Analysis key feature of packet capture methodology
When using full packet capture to analyze network performance, engineers can check metrics such as transmit time, source, protocol type and destination. That level of detail makes it easier for engineers to pinpoint problems, but it also requires that users have the time and resources necessary to dig through accumulated data to identify the errant packets that may have caused the glitch.

To that end, the new appliances will lay the foundation to permit more efficient real-time analysis, Simic said. "Capturing information is one piece, but finding what you need from all the data you have is another, so real-time analytics is a very important variable." Simic expects WildPackets to increase its focus on the analytical piece of network performance monitoring in 2014.

The appliances are underpinned by a retooled operating system, OmniEngine.
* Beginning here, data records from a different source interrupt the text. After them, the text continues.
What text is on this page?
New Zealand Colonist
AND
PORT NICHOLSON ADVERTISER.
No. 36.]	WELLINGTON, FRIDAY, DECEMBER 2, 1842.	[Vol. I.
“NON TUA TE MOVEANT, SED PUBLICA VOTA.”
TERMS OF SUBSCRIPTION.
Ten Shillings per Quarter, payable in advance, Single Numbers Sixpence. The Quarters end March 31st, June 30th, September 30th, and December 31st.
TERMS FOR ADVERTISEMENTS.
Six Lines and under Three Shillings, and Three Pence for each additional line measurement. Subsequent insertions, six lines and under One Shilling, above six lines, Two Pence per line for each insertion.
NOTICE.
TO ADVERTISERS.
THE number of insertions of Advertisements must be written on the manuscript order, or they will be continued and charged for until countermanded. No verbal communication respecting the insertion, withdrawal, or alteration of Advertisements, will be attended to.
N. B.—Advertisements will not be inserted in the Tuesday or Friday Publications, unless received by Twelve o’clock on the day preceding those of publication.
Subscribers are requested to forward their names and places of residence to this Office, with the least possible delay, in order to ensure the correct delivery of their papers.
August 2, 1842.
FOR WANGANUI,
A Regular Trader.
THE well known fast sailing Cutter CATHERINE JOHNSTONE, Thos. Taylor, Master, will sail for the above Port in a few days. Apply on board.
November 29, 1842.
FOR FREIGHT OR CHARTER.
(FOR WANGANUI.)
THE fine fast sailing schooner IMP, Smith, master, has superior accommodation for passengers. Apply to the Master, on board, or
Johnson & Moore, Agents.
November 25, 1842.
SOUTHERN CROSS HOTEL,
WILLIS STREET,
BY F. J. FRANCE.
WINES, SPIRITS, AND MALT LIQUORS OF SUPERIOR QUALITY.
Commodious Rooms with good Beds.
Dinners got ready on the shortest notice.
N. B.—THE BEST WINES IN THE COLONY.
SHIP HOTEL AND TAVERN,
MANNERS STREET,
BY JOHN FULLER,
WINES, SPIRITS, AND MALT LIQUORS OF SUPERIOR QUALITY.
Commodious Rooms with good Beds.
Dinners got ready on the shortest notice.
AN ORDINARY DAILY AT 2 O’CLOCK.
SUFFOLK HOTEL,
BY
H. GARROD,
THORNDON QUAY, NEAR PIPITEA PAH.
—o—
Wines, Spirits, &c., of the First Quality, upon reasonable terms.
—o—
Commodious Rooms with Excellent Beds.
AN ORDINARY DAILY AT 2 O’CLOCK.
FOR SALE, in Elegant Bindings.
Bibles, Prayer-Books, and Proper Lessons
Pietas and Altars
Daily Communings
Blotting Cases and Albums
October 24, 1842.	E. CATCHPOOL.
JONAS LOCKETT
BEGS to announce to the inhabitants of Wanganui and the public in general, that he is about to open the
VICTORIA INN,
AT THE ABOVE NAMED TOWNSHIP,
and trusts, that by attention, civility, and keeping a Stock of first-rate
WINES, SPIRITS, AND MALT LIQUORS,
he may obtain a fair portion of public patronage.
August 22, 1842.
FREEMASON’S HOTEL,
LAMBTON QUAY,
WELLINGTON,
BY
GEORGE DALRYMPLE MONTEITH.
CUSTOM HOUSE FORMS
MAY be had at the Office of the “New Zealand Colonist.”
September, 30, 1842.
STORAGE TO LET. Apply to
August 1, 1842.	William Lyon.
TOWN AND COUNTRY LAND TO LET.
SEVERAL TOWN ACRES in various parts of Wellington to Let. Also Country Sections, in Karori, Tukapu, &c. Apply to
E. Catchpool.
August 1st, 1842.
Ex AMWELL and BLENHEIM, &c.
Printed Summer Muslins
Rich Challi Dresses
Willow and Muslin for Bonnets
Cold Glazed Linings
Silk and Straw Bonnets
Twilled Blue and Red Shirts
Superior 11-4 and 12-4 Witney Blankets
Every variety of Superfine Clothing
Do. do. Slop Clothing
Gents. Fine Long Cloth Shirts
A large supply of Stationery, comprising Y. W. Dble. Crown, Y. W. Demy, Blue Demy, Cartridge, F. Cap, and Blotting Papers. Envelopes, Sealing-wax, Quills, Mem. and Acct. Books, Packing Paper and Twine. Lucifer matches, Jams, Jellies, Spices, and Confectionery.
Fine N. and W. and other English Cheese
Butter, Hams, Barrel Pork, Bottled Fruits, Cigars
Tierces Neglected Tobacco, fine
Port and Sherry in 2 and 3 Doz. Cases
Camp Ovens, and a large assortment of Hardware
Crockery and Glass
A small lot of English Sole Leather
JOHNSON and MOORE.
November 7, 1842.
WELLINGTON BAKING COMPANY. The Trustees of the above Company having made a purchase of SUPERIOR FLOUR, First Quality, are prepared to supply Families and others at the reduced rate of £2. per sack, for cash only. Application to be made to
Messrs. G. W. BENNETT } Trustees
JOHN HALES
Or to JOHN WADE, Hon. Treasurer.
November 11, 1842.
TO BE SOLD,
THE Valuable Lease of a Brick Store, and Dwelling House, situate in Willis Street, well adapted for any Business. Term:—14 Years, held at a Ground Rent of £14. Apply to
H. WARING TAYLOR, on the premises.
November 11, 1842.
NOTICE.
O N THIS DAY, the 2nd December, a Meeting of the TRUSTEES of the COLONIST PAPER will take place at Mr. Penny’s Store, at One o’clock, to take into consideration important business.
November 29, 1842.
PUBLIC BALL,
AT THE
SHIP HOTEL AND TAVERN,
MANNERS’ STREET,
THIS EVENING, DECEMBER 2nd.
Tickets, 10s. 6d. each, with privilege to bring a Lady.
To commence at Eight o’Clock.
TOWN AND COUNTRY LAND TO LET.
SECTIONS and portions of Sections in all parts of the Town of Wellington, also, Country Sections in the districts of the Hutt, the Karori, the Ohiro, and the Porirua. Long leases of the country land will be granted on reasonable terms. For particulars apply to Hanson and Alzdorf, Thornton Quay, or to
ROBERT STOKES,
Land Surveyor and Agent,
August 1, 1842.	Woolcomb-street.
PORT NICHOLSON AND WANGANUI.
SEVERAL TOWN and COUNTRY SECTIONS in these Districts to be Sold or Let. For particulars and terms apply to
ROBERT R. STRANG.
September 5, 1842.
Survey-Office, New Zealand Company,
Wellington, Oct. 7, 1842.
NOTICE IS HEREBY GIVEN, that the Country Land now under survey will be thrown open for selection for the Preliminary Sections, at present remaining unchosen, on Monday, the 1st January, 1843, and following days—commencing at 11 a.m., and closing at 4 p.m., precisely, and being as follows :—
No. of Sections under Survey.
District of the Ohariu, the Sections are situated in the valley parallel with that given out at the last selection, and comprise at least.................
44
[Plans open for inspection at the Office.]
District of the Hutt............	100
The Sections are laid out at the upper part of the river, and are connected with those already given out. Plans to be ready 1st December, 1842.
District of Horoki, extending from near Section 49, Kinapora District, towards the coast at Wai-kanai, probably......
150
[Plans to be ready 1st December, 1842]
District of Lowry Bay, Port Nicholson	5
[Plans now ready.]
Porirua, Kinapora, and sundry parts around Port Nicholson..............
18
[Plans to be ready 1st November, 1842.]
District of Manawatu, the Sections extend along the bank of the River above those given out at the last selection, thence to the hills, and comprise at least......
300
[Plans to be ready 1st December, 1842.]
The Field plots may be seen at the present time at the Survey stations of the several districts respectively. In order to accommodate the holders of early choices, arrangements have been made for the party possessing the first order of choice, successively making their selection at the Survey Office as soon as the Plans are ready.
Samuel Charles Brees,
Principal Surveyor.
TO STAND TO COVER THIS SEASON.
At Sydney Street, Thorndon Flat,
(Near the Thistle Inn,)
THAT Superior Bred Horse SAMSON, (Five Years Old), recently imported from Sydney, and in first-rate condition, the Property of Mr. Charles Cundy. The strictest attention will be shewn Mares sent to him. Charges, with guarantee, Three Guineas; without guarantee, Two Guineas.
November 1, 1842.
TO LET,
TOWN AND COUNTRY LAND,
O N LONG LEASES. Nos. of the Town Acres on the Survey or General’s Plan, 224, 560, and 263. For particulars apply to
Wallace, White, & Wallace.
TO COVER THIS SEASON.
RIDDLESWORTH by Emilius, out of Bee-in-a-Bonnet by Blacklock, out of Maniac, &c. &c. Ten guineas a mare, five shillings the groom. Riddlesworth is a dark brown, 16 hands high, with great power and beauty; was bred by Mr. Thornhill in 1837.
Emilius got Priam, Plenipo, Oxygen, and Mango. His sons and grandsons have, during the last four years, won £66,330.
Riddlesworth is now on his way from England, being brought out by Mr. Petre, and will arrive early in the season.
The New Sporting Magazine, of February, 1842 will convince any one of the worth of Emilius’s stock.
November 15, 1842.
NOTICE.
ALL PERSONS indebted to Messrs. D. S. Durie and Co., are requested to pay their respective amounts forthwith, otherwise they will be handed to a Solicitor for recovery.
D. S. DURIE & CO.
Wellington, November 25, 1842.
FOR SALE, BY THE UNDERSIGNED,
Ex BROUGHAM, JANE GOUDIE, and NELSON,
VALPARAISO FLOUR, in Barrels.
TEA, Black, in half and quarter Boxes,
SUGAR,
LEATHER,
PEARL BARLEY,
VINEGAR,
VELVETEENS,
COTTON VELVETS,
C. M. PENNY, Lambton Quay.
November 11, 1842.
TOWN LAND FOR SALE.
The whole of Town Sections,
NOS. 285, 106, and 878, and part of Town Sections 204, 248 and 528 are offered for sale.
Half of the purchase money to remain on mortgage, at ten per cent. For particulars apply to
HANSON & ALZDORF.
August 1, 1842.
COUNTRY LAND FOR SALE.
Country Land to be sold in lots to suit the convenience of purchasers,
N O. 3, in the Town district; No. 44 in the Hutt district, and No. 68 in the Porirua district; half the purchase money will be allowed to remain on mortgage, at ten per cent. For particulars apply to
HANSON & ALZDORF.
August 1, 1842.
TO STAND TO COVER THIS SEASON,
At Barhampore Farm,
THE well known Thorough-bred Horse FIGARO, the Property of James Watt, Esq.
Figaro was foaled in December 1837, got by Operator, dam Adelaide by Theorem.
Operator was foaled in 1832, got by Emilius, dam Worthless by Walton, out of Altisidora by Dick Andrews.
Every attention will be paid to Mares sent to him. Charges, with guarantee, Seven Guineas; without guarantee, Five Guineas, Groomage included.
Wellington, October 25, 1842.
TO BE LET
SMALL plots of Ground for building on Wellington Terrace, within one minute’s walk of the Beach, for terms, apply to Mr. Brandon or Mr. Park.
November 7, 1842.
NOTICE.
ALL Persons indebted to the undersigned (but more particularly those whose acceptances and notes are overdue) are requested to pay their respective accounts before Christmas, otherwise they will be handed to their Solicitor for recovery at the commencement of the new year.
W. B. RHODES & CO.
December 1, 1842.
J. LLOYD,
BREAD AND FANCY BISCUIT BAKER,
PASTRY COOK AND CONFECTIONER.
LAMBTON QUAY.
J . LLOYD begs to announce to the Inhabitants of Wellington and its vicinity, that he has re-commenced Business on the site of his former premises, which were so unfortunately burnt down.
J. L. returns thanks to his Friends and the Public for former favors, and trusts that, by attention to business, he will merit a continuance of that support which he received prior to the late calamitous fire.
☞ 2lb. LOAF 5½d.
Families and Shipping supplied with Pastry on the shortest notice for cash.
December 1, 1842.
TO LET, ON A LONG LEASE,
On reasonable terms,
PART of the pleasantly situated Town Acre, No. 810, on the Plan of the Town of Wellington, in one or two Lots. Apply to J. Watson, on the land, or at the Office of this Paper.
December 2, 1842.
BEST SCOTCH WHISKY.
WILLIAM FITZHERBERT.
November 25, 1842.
The high-end TL appliance, geared to data centers and network operations centers, is rated at more than 20 Gbps in a two-appliance configuration. In concert with the TL, WildPackets introduced an external storage array, OmniStorage, which can store up to 64 TB of data depending upon the RAID.

The CX and MX appliances, upgraded with significant performance improvements, are aimed at 1 GbE to 10 GbE deployments and tailored to small- and medium-sized businesses and data centers, respectively.

Beginning prices for the appliances range from $16,995 to $78,995.